Bob raised an eyebrow at that. “Old crew?”
“Our original crew,” I said. “The guys we went over there with. We were a lucky crew. We were three missions short of rotating home, and none of us had suffered a serious wound. But that last mission made up for all that good luck.”
“Where’d they send you?”
“My God,” Bob muttered.
Normally, when an aircrew got near to their last mission, the squadron assigned them to relatively safe milk runs. However, a shortage of bombers for the Stuttgart mission meant we ended up in the lineup.

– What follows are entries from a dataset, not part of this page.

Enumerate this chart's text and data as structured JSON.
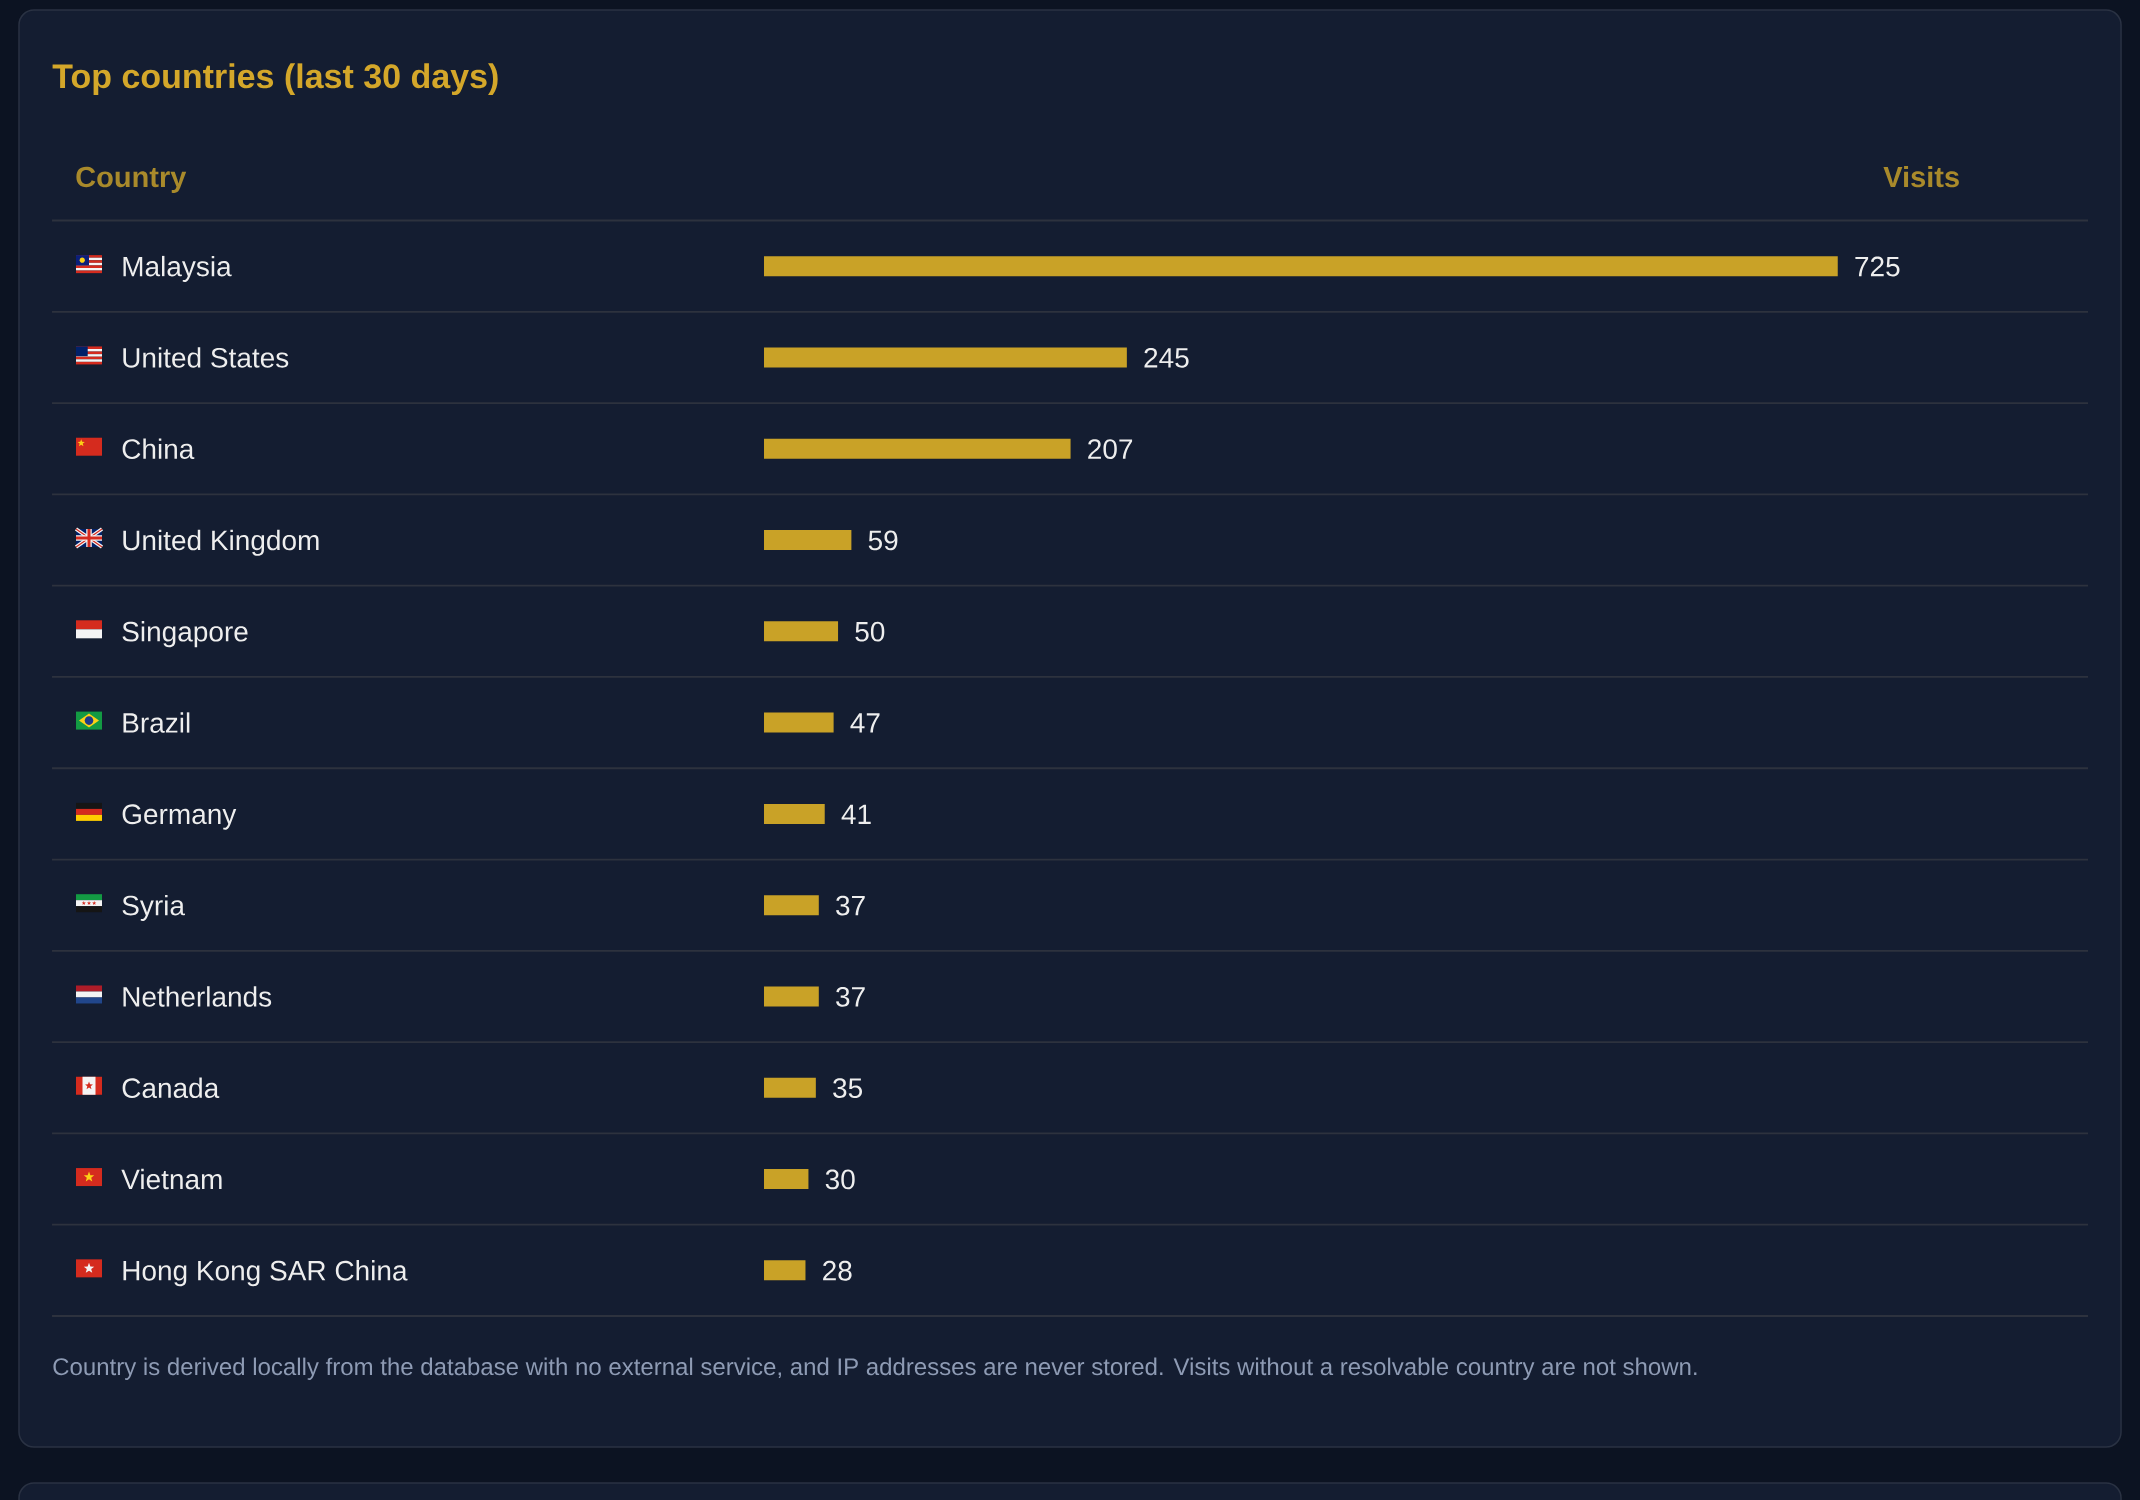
{
  "chart_data": {
    "type": "bar",
    "orientation": "horizontal",
    "title": "Top countries (last 30 days)",
    "ylabel": "Country",
    "xlabel": "Visits",
    "categories": [
      "Malaysia",
      "United States",
      "China",
      "United Kingdom",
      "Singapore",
      "Brazil",
      "Germany",
      "Syria",
      "Netherlands",
      "Canada",
      "Vietnam",
      "Hong Kong SAR China"
    ],
    "values": [
      725,
      245,
      207,
      59,
      50,
      47,
      41,
      37,
      37,
      35,
      30,
      28
    ],
    "color": "#c9a227",
    "xlim": [
      0,
      725
    ],
    "data_labels": true,
    "grid": "y",
    "tick_labels": "y",
    "annotations": [
      "Country is derived locally from the database with no external service, and IP addresses are never stored. Visits without a resolvable country are not shown."
    ]
  }
}
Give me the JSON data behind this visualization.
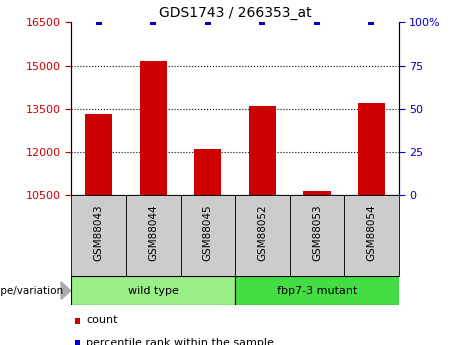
{
  "title": "GDS1743 / 266353_at",
  "samples": [
    "GSM88043",
    "GSM88044",
    "GSM88045",
    "GSM88052",
    "GSM88053",
    "GSM88054"
  ],
  "counts": [
    13300,
    15150,
    12100,
    13600,
    10650,
    13700
  ],
  "percentile_ranks": [
    100,
    100,
    100,
    100,
    100,
    100
  ],
  "ylim_left": [
    10500,
    16500
  ],
  "yticks_left": [
    10500,
    12000,
    13500,
    15000,
    16500
  ],
  "ylim_right": [
    0,
    100
  ],
  "yticks_right": [
    0,
    25,
    50,
    75,
    100
  ],
  "bar_color": "#cc0000",
  "dot_color": "#0000cc",
  "bar_width": 0.5,
  "groups": [
    {
      "label": "wild type",
      "indices": [
        0,
        1,
        2
      ],
      "color": "#99ee88"
    },
    {
      "label": "fbp7-3 mutant",
      "indices": [
        3,
        4,
        5
      ],
      "color": "#44dd44"
    }
  ],
  "group_label": "genotype/variation",
  "legend_count_label": "count",
  "legend_pct_label": "percentile rank within the sample",
  "tick_color_left": "#cc0000",
  "tick_color_right": "#0000cc",
  "xtick_bg": "#cccccc",
  "grid_lines": [
    12000,
    13500,
    15000
  ],
  "fig_bg": "#ffffff"
}
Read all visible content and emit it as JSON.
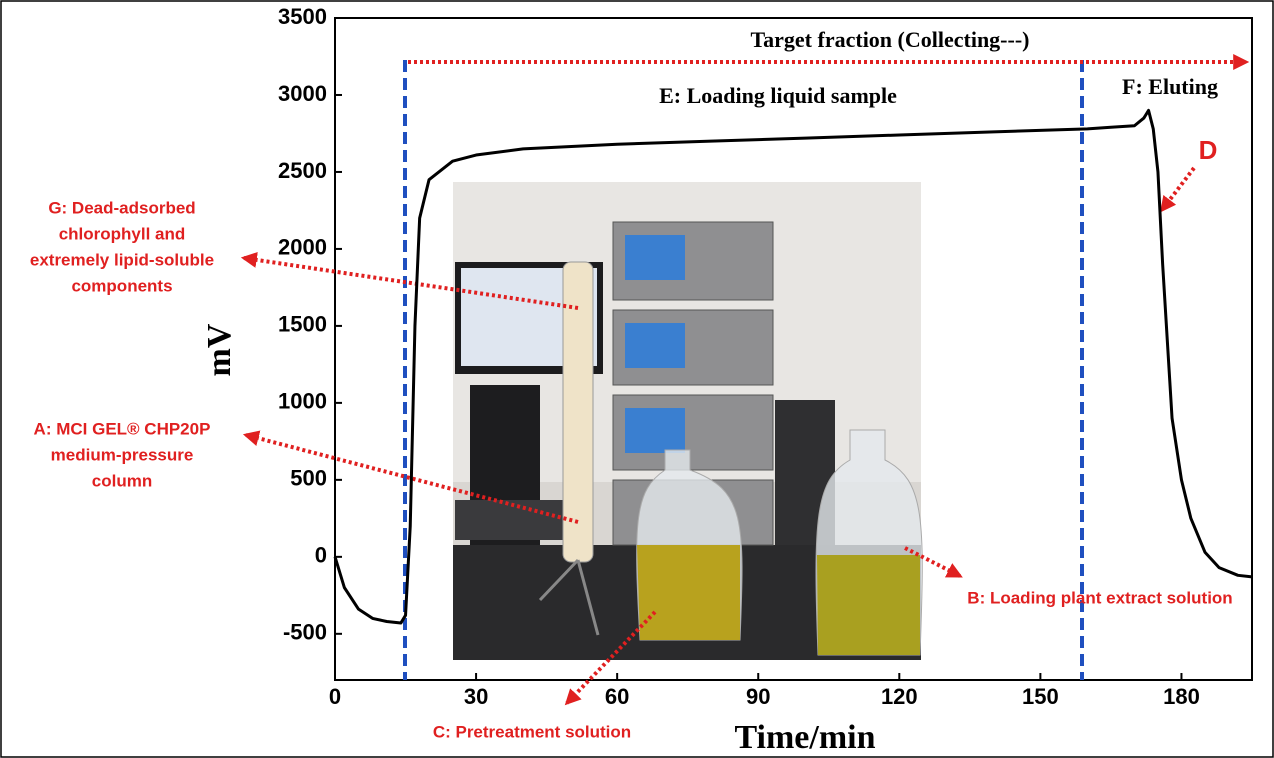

After a while, Bob said, “Best not to think of it, Jim. The war’s over. We’ve got to get on with our lives.”
“Yeah, I know, but …”
Bob glanced at me sideways.
I rubbed my chin, thoughtful.
“I’ve been getting letters from my old skipper,” I said, “the pilot of my bomber. He loved that old crew, God knows why. I could never get close to most of them. Anyway, he loved them and, since there weren’t that many of us left, he always stayed in touch. Last year, he sent me a letter letting me know our radio operator, a guy named McKenzie, got himself murdered.”
“Yeah, according to Dave—that’s my old skipper, Dave MacIntosh—the police found McKenzie’s car abandoned in a national forest. After they searched for a while, they found McKenzie—well, his body—chained to a tree. They said it looked like someone force marched him through the forest in bare feet, then left him shackled to that tree to die of thirst or starvation.”
I stared out at a clear night sky, lit up with glittering stars.
“Funny, to go through the hell of war and survive, only to be killed by a madman,” I said.
“Like I said about the war,” Bob said, “best not to think of it.”
“Yeah, but a few months later, I got another letter from Dave,” I said. “This time it was O’Brien, our navigator, beaten to death.”